Before Rajendra Zope and his collaborators can run their simulations, they must first develop the computer code capable of mathematically modelling the quantum energetics of systems as big as the ones they study.
The software they develop and maintain for this purpose is known as NRLMOL - the Naval Research Laboratory Molecular Orbital Library. A massively parallel code for electronic structure calculations on large molecules and clusters, it is used by more than a dozen groups around the world to study not only light harvesting systems, but also molecular magnets and transitional metal systems - both promising systems for next-generation nano-electronics.
Creating effective algorithms entails using a large number of computer processing cores concurrently while minimizing the memory usage on every processor.

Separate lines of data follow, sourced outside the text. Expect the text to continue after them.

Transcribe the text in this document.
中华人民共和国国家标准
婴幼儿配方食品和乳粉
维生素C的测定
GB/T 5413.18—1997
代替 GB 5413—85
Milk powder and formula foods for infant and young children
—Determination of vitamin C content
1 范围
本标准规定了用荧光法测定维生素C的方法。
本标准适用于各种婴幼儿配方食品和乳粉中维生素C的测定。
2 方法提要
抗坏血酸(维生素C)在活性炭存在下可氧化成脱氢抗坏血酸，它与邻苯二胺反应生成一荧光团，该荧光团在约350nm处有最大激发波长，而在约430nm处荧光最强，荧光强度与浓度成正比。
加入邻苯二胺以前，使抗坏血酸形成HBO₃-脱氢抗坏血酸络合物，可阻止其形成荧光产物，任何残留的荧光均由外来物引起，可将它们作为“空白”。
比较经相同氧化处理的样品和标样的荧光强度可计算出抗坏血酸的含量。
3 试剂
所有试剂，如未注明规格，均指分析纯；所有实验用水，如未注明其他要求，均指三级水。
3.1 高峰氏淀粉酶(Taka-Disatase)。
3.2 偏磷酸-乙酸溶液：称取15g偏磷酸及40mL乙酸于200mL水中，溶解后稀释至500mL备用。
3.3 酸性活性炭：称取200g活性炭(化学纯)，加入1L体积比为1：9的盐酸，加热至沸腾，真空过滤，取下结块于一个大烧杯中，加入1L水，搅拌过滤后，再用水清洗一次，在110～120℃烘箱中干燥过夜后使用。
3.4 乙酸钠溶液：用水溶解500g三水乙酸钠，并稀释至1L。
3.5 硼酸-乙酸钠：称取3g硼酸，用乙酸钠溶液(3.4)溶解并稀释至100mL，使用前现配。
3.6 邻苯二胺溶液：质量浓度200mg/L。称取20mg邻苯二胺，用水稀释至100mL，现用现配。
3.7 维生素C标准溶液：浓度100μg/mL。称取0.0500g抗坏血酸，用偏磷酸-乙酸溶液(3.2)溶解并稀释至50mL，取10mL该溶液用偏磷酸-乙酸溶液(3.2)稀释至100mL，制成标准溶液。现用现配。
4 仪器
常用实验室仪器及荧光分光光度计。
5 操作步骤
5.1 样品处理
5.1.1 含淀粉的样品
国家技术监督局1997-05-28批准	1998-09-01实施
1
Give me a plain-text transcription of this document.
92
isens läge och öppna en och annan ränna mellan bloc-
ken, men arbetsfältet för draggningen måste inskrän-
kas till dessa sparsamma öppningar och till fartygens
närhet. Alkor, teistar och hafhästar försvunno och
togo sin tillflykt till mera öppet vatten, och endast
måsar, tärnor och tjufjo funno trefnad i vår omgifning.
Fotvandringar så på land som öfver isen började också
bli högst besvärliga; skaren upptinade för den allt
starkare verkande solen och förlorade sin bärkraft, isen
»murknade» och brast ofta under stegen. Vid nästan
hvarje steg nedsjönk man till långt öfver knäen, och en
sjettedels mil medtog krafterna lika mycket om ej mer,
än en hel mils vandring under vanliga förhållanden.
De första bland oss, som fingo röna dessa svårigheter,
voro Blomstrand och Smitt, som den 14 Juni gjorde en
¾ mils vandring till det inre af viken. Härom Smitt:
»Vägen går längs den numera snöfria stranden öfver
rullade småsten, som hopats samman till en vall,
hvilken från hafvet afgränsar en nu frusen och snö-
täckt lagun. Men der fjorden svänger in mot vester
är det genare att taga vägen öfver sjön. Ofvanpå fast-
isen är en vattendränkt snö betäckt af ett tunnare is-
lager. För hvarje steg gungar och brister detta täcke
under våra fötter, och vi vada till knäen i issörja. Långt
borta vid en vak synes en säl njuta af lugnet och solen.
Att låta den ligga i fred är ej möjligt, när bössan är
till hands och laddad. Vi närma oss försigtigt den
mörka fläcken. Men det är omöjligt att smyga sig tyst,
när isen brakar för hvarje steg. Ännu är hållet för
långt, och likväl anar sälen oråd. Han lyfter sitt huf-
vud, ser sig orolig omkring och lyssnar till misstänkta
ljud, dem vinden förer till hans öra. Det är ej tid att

"There are very few codes that scale as well as our code in terms of the number of cores it can use", Rajendra Zope stated. "For the excited state calculations of the light harvesting hexad containing 421 atoms, we can use up to 1,000 processors with 70 percent parallel efficiency. This is quite good for density functional electronic structure codes like NRLMOL that use Gaussian basis sets."
Rajendra Zope and his team have used TACC systems since 2009. They were first able to access TACC systems through the University of Texas Research Cyberinfrastructure (UTRC) programme, which makes TACC's computing resources, expertise and training available to researchers within the University of Texas Systems' 14 institutions.
They also access TACC systems through the Extreme Science and Engineering Discovery Environment (XSEDE), which allocates time to researchers on national supercomputing resources. In addition to TACC supercomputers, Rajendra Zope's team uses systems at the U.S. Department of Energy's National Energy Research Scientific Computing Center.
Light harvesting research has been advancing in recent years, but has yet to reach the level of widespread commercial use. However, Rajendra Zope believes that in a decade, many of the fundamental questions about light harvesting nanostructures will have been worked out and the area will blossom.
"It would have a tremendous effect", Rajendra Zope stated. "Per person, energy use is continuously growing and the population is growing, so the energy demand is significant. Once we figure out the mechanism to improve efficiency, then all we are doing is harnessing the light. If we realize this, we will have solved the energy problem in a nice, clean manner."